Narendra Modi could have done with more emotions

The government could have done a lot more to anticipate and manage the emotional aspect of post-demonetisation turbulence


Prime Minister Narendra Modi. Photo: PTI
Prime Minister Narendra Modi. Photo: PTI

The demonetisation exercise was planned and is being analysed as an economic activity. What people discount is that demonetisation is inherently a behavioural issue—an emotional issue!

The process of removing 86% of the currency notes in circulation and expecting the economy to function with only 14% was bound to create a lot of hardships. Policymakers would have anticipated the monetary and the physical hardships to the common man. But, any overt preparation to minimize the hardship would have let the cat out of the bag and would have defeated the very purpose of this operation.

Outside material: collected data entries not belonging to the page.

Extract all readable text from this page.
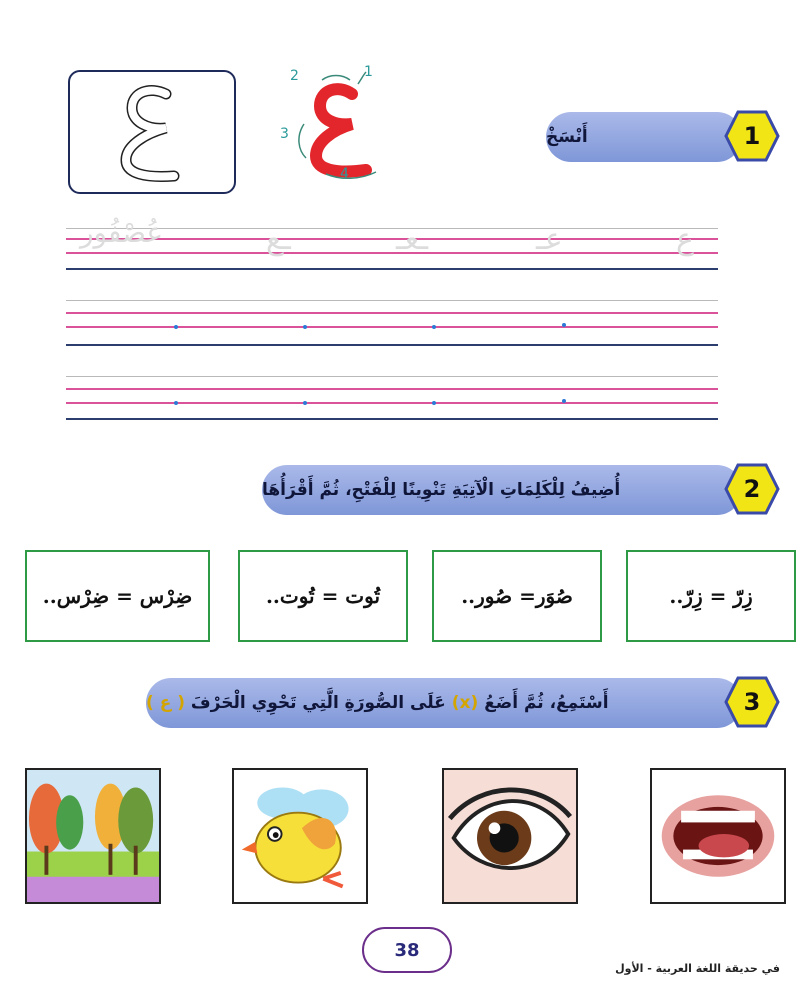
1
2
3
4
أَنْسَخْ	1
ع
عـ
ـعـ
ـع
عُصْفُور
أُضِيفُ لِلْكَلِمَاتِ الْآتِيَةِ تَنْوِينًا لِلْفَتْحِ، ثُمَّ أَقْرَأُهَا	2
زِرّ = زِرّ..
صُوَر= صُور..
تُوت = تُوت..
ضِرْس = ضِرْس..
أَسْتَمِعُ، ثُمَّ أَضَعُ (x) عَلَى الصُّورَةِ الَّتِي تَحْوِي الْحَرْفَ ( ع )	3
38
في حديقة اللغة العربية - الأول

The apparent lack of preparation was critical to the secrecy and success of this operation. The scarcity of currency notes and the accompanying pain and discomfort was inevitable.

Sendhil Mullainathan and Eldar Shafir in their book Scarcity: Why Having Too Little Means So Much have clearly established that even scarcity of physical needs can have a significant effect on the minds of those affected. Scarcity of money did generate varied emotions in people’s minds. Experts from the world of finance and economics, who mostly live in the rational world of numbers, may not be aware of the significant role of emotions in decision making and coping.

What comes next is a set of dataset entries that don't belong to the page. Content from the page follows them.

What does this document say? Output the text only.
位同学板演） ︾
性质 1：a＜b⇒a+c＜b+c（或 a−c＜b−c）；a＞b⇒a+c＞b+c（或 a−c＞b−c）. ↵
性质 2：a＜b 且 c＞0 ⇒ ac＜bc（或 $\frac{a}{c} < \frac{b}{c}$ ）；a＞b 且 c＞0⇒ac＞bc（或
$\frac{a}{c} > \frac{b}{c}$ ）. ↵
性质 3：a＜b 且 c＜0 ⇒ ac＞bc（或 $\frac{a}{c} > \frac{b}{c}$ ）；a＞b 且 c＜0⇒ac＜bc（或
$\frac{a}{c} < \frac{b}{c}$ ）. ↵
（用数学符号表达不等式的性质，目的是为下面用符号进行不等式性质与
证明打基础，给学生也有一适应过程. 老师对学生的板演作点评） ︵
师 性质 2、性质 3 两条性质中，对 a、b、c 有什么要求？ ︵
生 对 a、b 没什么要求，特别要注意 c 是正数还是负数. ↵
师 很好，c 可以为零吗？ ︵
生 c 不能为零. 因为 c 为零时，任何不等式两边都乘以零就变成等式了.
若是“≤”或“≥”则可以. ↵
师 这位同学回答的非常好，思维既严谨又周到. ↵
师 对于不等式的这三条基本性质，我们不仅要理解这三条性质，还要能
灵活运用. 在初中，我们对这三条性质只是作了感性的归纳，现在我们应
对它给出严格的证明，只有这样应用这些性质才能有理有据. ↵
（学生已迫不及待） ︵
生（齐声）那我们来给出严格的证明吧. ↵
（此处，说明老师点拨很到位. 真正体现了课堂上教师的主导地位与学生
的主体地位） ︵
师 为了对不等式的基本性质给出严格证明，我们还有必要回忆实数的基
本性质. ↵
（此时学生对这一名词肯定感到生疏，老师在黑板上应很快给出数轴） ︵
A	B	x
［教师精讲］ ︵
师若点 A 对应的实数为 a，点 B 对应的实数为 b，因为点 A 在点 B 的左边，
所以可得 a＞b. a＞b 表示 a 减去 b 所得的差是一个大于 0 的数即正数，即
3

The work of Antonio Damasio and other neuroscientists have proven that emotions are an integral part of all decision processes, and that emotions significantly improve the efficiency of many human decisions.

The government could have done a lot more to anticipate and manage the emotional aspect of post-demonetisation turbulence.

On the face of it, the emotions involved in the demonetisation process were the emotion of anxiety stemming from uncertainty around new notes, the agony of standing in long queues, and the frustration of not being able to meet one’s basic needs. But a deeper look at the problem reveals far stronger and complex emotions involved.

Daniel Kahneman, the Nobel prize-winning behavioural economist, had pointed out that we human beings are averse to losses. The emotional pain of a loss is only assuaged by pleasure of gaining about twice as much as the loss. Behavioural economists also remind us about endowment effect, people ascribing more value to things they own.

Years of hoarding money would have led to an enormous sense of endowment among the corrupt. The loss resulting from demonetisation would have triggered an emotional whirlwind—the fear of losing power and possessions, the insecurity of the ground giving away beneath your feet, and the rage towards the government responsible for this situation.

But unfortunately, lest the world know their true colours, the corrupt cannot show these strong emotions to the outside world. The only outlet for this emotional impotence is to piggyback on the genuine emotional outburst of the honest man who is suffering, standing in the queues across the country, and amplify it.

All humans have an innate sense of right and wrong. We all have an inherent belief and hope that the unjust will be punished. When those who violated the rules of the land flourished, we all hoped that one day justice will be done. Now, when the honest citizen sees the corrupt wrong-footed, there is a glee deep inside our hearts—an emotion of schadenfreude—the secret happiness in the downfall of another person.

As John Portmann, the author of When Bad Things Happen To Other People, wrote, “It is not uncommon to feel pleasure over the suffering of others, particularly when we feel that suffering has been deserved.” This emotion was captured by Michelangelo in his painting The Last Judgement too—above the images of the sinners suffering horribly in hell, we see a joyful group of angels brandishing the tablets of law as if to say to the sinners “see you’re getting what you deserve.”

An informed understanding of these emotions at play could have led to a vastly different approach to managing the discontentment among the upright, but suffering, majority.

The government missed the opportunity to capitalize on the emotion ofschadenfreude to win over the common man who had to stand in long queues in the hot sun to deposit his money. They should have been portrayed as honest people who have nothing to hide, the epitome of good citizenship. Framing the depositing process as a public display of integrity would have gone a long way in assuaging the physical discomfort he had to go through. This would have created a strong in-group identity of the virtuous citizen pitted against the out-group—the dishonest.

This is not the first time Indians have had to face disruptions to their money supply. One crop failure and the farmer is in a cash crunch, not just for a few weeks, but for the whole year. The common man deals with such financial eventualities through the inherent human tendency to cooperate in times of distress. Prime Minister Narendra Modi should have appealed to this deep-seated virtue to tide over the short-term difficulties.

The dishonest is a bit scared now. Soon fear tapers off and he might revert to his old ways and try to recoup all that he has lost with renewed vigour. To prevent this relapse, a few injections of emotion of fear should be administrated from time to time.

This will help rein in the corrupt, and at the same time, give the honest another reason to smile.

Biju Dominic is the chief executive officer of Final Mile Consulting, a behaviour architecture firm.